Il lavoro di Moncada riguarda soprattutto la creazione di valore, sia sul campo – in termini di rendimento – sia economico, cercando in tutto il mondo nuovi asset per la società rossonera. È la nuova strada obbligata del Milan, descritta anche da Ivan Gazidis non più tardi dello scorso ottobre: «Dobbiamo avere una strategia che tenga sotto controllo i nostri costi, migliorando allo stesso tempo le nostre prestazioni in campo. Lo facciamo attraverso l’utilizzo di analisti di dati, scouting e con il nostro staff». Al momento il focus di Moncada sembra la Francia, come testimonia l’arrivo di Pierre Kalulu dalle giovanili del Lione, ma anche di Riad Tahar – anche lui scuola Lione – o Coli Saco, proveniente dal vivaio del Sochaux, entrambi aggregati alla Primavera. Il mercato francese è uno di quelli che negli ultimi anni ha creato i maggiori margini di profitto. Dal 2016 a oggi, tra i cinque maggiori campionati europei la Ligue 1 è quello con il mercato più povero, ma anche l’unico che conta un bilancio in attivo (quasi 200 milioni, secondo i dati di Transfermarkt): è la vera selling league dell’élite continentale – insieme al campionato portoghese e alla Eredivisie olandese, che però spendono circa un quinto della Ligue 1 in acquisti. Ed è lì che Moncada preferisce fare affari.

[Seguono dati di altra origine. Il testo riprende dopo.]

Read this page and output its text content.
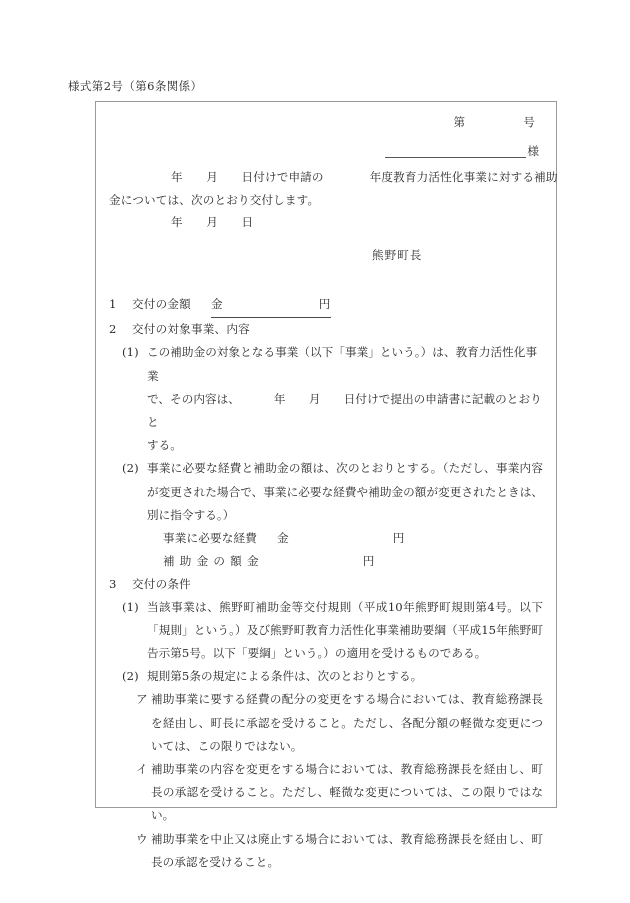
様式第2号（第6条関係）
第	号
様
年　　月　　日付けで申請の	年度教育力活性化事業に対する補助
金については、次のとおり交付します。
年　　月　　日
熊野町長
1 交付の金額 金	円
2 交付の対象事業、内容
(1) この補助金の対象となる事業（以下「事業」という。）は、教育力活性化事業
で、その内容は、	年　　月　　日付けで提出の申請書に記載のとおりと
する。
(2) 事業に必要な経費と補助金の額は、次のとおりとする。（ただし、事業内容が変更された場合で、事業に必要な経費や補助金の額が変更されたときは、別に指令する。）
事業に必要な経費 金	円
補助金の額金	円
3 交付の条件
(1) 当該事業は、熊野町補助金等交付規則（平成10年熊野町規則第4号。以下「規則」という。）及び熊野町教育力活性化事業補助要綱（平成15年熊野町告示第5号。以下「要綱」という。）の適用を受けるものである。
(2) 規則第5条の規定による条件は、次のとおりとする。
ア 補助事業に要する経費の配分の変更をする場合においては、教育総務課長を経由し、町長に承認を受けること。ただし、各配分額の軽微な変更については、この限りではない。
イ 補助事業の内容を変更をする場合においては、教育総務課長を経由し、町長の承認を受けること。ただし、軽微な変更については、この限りではない。
ウ 補助事業を中止又は廃止する場合においては、教育総務課長を経由し、町長の承認を受けること。
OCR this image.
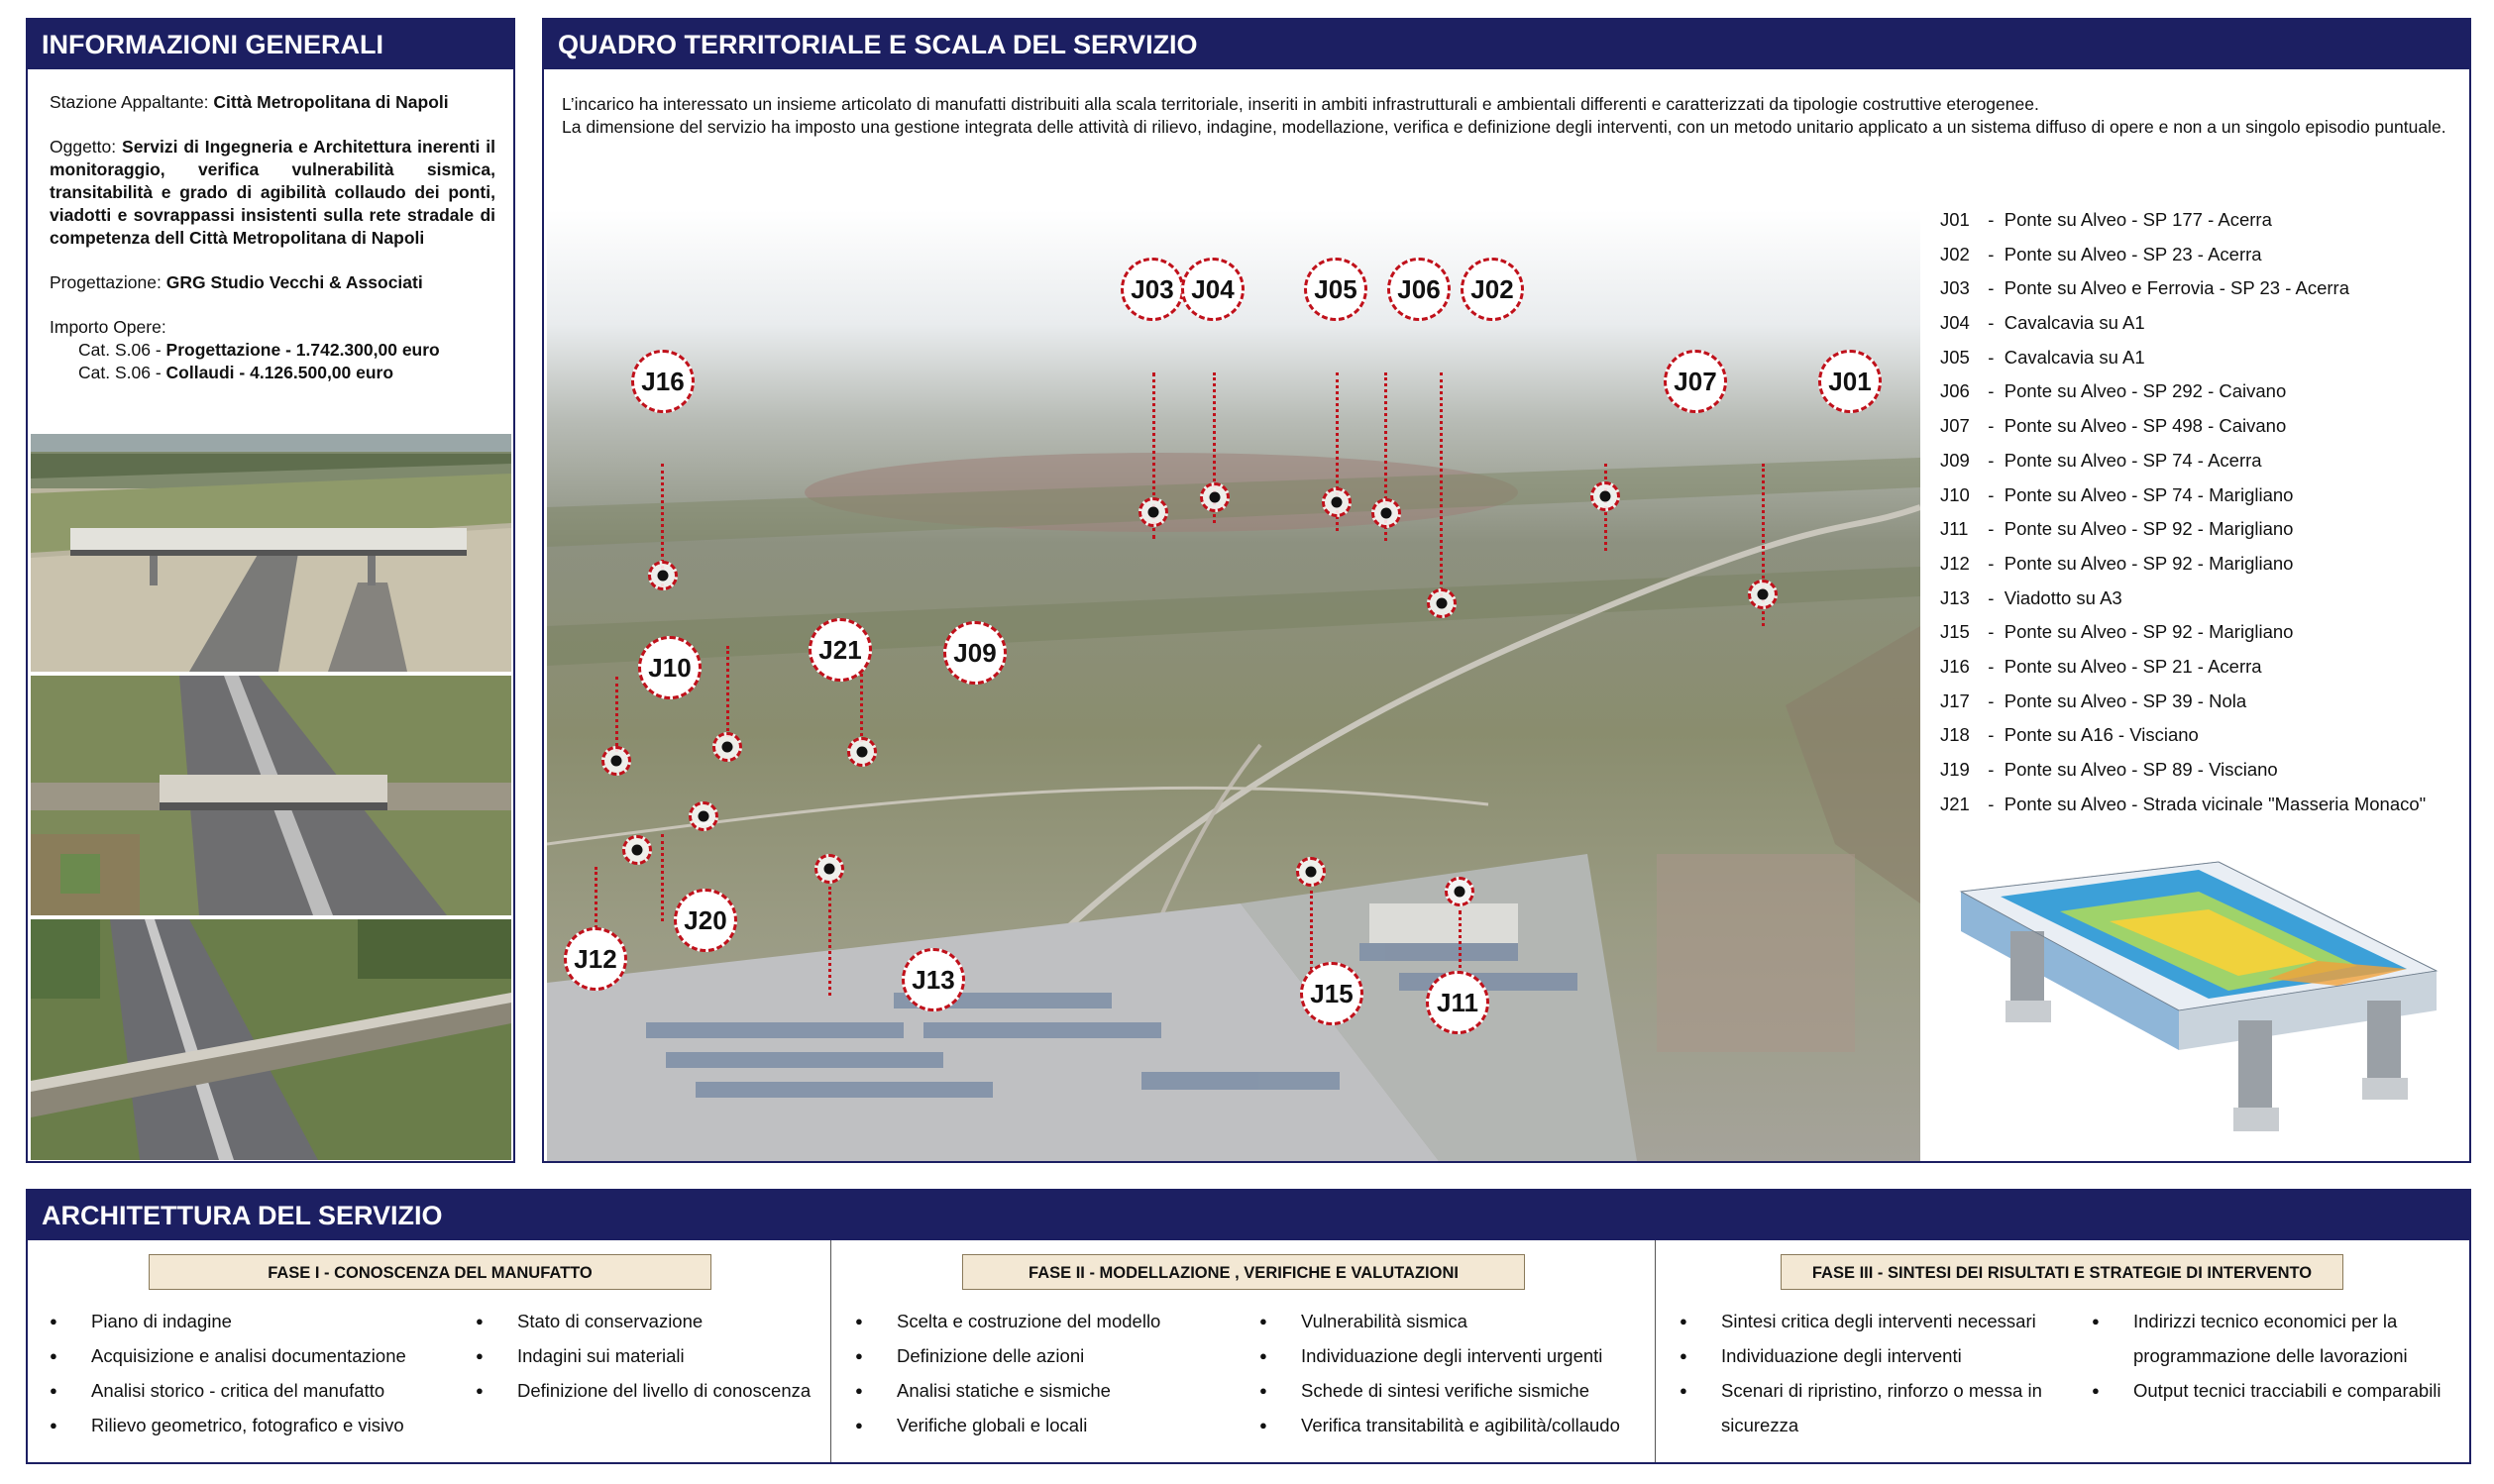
INFORMAZIONI GENERALI

Stazione Appaltante: Città Metropolitana di Napoli

Oggetto: Servizi di Ingegneria e Architettura inerenti il monitoraggio, verifica vulnerabilità sismica, transitabilità e grado di agibilità collaudo dei ponti, viadotti e sovrappassi insistenti sulla rete stradale di competenza dell Città Metropolitana di Napoli

Progettazione: GRG Studio Vecchi & Associati

Importo Opere:
Cat. S.06 - Progettazione - 1.742.300,00 euro
Cat. S.06 - Collaudi - 4.126.500,00 euro
QUADRO TERRITORIALE E SCALA DEL SERVIZIO
L’incarico ha interessato un insieme articolato di manufatti distribuiti alla scala territoriale, inseriti in ambiti infrastrutturali e ambientali differenti e caratterizzati da tipologie costruttive eterogenee.
La dimensione del servizio ha imposto una gestione integrata delle attività di rilievo, indagine, modellazione, verifica e definizione degli interventi, con un metodo unitario applicato a un sistema diffuso di opere e non a un singolo episodio puntuale.
J03 J04	J05	J06	J02
J16	J07	J01
J10
J21	J09
J12
J20
J13	J15	J11
J01  -  Ponte su Alveo - SP 177 - Acerra
J02  -  Ponte su Alveo - SP 23 - Acerra
J03  -  Ponte su Alveo e Ferrovia - SP 23 - Acerra
J04  -  Cavalcavia su A1
J05  -  Cavalcavia su A1
J06  -  Ponte su Alveo - SP 292 - Caivano
J07  -  Ponte su Alveo - SP 498 - Caivano
J09  -  Ponte su Alveo - SP 74 - Acerra
J10  -  Ponte su Alveo - SP 74 - Marigliano
J11  -  Ponte su Alveo - SP 92 - Marigliano
J12  -  Ponte su Alveo - SP 92 - Marigliano
J13  -  Viadotto su A3
J15  -  Ponte su Alveo - SP 92 - Marigliano
J16  -  Ponte su Alveo - SP 21 - Acerra
J17  -  Ponte su Alveo - SP 39 - Nola
J18  -  Ponte su A16 - Visciano
J19  -  Ponte su Alveo - SP 89 - Visciano
J21  -  Ponte su Alveo - Strada vicinale "Masseria Monaco"
ARCHITETTURA DEL SERVIZIO
FASE I - CONOSCENZA DEL MANUFATTO
● Piano di indagine
● Acquisizione e analisi documentazione
● Analisi storico - critica del manufatto
● Rilievo geometrico, fotografico e visivo
● Stato di conservazione
● Indagini sui materiali
● Definizione del livello di conoscenza
FASE II - MODELLAZIONE , VERIFICHE E VALUTAZIONI
● Scelta e costruzione del modello
● Definizione delle azioni
● Analisi statiche e sismiche
● Verifiche globali e locali
● Vulnerabilità sismica
● Individuazione degli interventi urgenti
● Schede di sintesi verifiche sismiche
● Verifica transitabilità e agibilità/collaudo
FASE III - SINTESI DEI RISULTATI E STRATEGIE DI INTERVENTO
● Sintesi critica degli interventi necessari
● Individuazione degli interventi
● Scenari di ripristino, rinforzo o messa in
sicurezza
● Indirizzi tecnico economici per la
programmazione delle lavorazioni
● Output tecnici tracciabili e comparabili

Nella sessione di trasferimenti appena aperta, il Milan cercherà ancora un acquisto low cost con il duplice obbiettivo di avere un impatto discreto nell’immediato e ambire a un ruolo importante in futuro – proprio come è stato fatto per Hauge o Kalulu. E i nomi che circolano attorno al club rossonero vengono quasi tutti dalla Francia: si parla di Florian Thauvin del Marsiglia (unico over 25), di Sven Botman e Boubakary Soumare del Lille, Imran Louza del Nantes, Mohamed Simakan dello Strasburgo. Ma anche due giocatori del Tolosa, club di Ligue 2: il centrocampista 19enne Kouadio Koné e l’attaccante 18enne Janis Antiste.

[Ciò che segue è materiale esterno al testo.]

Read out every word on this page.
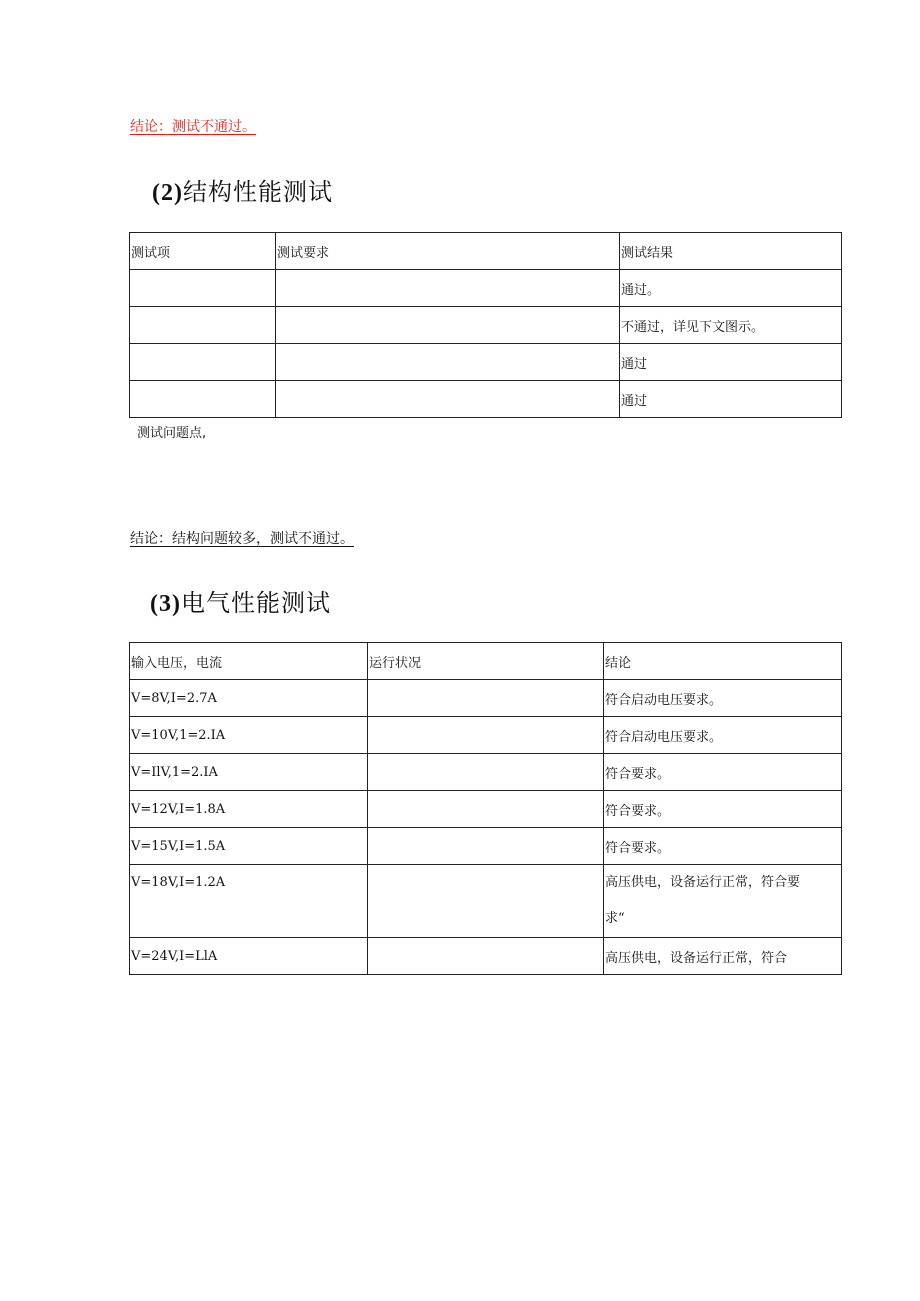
结论：测试不通过。
(2)结构性能测试
测试项	测试要求	测试结果
		通过。
		不通过，详见下文图示。
		通过
		通过
测试问题点,
结论：结构问题较多，测试不通过。
(3)电气性能测试
输入电压，电流	运行状况	结论
V=8V,I=2.7A		符合启动电压要求。
V=10V,1=2.IA		符合启动电压要求。
V=IlV,1=2.IA		符合要求。
V=12V,I=1.8A		符合要求。
V=15V,I=1.5A		符合要求。
V=18V,I=1.2A		高压供电，设备运行正常，符合要求“
V=24V,I=LlA		高压供电，设备运行正常，符合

Le nuove rotte e le nuove strategie del Milan sono indicative di una squadra che, anche grazie a Moncada, ha saputo e voluto cambiare, ha avuto il coraggio di rinnovarsi nei metodi e nell’approccio. Questa strada non è necessariamente radicata nella cultura e nella tradizione del Milan, ma è sicuramente uno dei pilastri di un presente che guarda necessariamente anche al futuro: dei 13 collaboratori di Moncada, dieci lavorano per la prima squadra e tre sono addetti a cercare talenti giovanissimi, anche under-16. Non a caso nell’ultima sessione di mercato il Milan ha acquistato tre giocatori dalla Svezia: Emil Roback (classe 2003), Lukas Björklund e Wilgot Marshage (entrambi nati nel 2004). Loro rappresentano meglio di ogni altra cosa il lavoro di Moncada e il nuovo Milan, che sta costruendo la rosa con parametri nuovi, quindi con metodi nuovi, che per il momento sembrano funzionare davvero molto bene.